Ashok Jain, 58, of Roanoke County has volunteered for about seven years in the program, taking appointments on Saturdays and filing taxes for the same clients year after year.
"It's very gratifying to see the smiles on their faces," Jain said. "These people can never imagine the kind of refund you get in this program."
Jain is not an accountant, but financial matters interest the TM GE Automation Systems engineer.
He now coordinates a group of 15 tax-prep volunteers who are GE or TM GE employees. The program uses 25 volunteers who have been trained and tested by the IRS.
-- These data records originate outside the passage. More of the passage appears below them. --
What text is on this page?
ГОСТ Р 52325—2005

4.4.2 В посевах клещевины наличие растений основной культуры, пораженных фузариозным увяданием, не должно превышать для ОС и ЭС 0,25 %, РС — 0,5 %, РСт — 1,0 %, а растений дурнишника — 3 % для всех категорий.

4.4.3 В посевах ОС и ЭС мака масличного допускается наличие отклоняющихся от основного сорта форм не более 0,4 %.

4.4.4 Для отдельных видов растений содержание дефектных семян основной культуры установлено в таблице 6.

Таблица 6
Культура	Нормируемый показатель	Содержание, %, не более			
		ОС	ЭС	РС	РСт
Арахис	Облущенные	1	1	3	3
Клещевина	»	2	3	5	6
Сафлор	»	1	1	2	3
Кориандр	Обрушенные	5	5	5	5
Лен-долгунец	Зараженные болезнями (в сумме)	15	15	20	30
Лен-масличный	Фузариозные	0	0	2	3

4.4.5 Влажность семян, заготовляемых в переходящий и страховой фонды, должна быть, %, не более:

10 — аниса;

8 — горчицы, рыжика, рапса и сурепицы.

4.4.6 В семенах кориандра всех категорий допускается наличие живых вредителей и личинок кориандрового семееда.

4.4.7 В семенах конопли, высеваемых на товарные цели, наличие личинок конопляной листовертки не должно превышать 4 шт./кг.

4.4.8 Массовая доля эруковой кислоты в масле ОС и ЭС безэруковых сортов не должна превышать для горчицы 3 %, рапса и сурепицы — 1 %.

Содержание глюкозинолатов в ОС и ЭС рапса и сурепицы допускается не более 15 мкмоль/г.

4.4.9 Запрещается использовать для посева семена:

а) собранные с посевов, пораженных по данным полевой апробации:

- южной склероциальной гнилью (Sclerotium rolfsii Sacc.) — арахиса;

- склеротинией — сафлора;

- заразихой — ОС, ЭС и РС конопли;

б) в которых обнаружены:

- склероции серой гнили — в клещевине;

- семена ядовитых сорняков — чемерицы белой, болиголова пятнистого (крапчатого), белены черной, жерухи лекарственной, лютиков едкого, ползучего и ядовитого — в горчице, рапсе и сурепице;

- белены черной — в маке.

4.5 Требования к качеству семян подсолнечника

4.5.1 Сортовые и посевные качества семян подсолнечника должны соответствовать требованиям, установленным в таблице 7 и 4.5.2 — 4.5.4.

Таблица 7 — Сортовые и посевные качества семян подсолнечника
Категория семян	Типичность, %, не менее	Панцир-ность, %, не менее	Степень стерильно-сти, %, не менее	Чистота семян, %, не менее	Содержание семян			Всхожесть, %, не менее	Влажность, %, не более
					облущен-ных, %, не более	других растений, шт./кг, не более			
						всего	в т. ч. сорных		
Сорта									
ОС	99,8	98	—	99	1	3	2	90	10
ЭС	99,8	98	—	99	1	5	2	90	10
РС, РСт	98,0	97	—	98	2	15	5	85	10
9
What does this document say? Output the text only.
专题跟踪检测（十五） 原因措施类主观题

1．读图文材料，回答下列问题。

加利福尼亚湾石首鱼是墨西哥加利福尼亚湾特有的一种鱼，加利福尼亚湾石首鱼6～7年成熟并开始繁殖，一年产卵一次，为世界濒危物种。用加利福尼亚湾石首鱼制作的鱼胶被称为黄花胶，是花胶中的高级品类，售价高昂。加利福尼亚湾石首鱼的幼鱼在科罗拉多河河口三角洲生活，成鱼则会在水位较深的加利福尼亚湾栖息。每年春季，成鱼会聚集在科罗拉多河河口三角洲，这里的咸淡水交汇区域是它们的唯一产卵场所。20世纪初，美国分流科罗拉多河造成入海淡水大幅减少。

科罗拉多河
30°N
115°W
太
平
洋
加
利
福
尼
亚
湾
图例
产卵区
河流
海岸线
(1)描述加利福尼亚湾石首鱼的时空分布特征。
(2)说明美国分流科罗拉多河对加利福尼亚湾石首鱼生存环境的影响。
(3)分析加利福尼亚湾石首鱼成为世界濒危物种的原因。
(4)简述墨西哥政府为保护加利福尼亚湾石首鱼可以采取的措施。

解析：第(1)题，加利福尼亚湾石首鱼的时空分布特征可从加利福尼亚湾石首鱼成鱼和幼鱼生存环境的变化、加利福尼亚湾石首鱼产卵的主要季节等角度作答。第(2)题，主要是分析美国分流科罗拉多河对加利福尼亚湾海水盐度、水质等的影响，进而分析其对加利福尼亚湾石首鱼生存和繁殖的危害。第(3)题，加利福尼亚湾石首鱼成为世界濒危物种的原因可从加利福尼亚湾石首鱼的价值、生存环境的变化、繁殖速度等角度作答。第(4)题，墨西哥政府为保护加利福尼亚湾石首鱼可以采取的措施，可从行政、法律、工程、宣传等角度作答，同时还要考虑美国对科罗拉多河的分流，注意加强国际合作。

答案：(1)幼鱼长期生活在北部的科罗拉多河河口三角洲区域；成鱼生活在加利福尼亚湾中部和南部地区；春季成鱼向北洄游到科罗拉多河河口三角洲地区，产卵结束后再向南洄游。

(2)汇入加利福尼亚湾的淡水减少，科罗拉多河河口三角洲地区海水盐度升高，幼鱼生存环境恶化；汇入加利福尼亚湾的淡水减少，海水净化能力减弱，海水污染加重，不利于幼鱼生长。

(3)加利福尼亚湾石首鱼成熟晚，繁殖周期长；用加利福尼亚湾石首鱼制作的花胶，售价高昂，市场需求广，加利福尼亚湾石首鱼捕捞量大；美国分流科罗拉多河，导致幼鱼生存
This year, pairs of volunteers will screen taxpayers and file their forms online in recently vacated offices at 302 Second St. in downtown Roanoke.
"A lot of people are scared to do their own taxes," Henderson said. "You might not know tax law. At least here, you can be assured the taxes will be done correctly."
Costs can pile up form by form at accounting firms such as H & R Block or Jackson Hewitt Tax Service. H & R Block's prices for personal tax preparation vary from $39 to more than $300.
Ellis Wimmer, general manager of nine Jackson Hewitt locations in the Roanoke Valley, directs a handful of the people who visit his offices for assistance every spring to TAP. If their taxes aren't complicated or their household is low-income, it's not useful for them to pay $39 to $150 to see a certified public accountant at Jackson Hewitt, he said.
"We're in a service-oriented business, and that's one way we give back to the community," Wimmer said. "We need to take care of the customers whether we make money or not."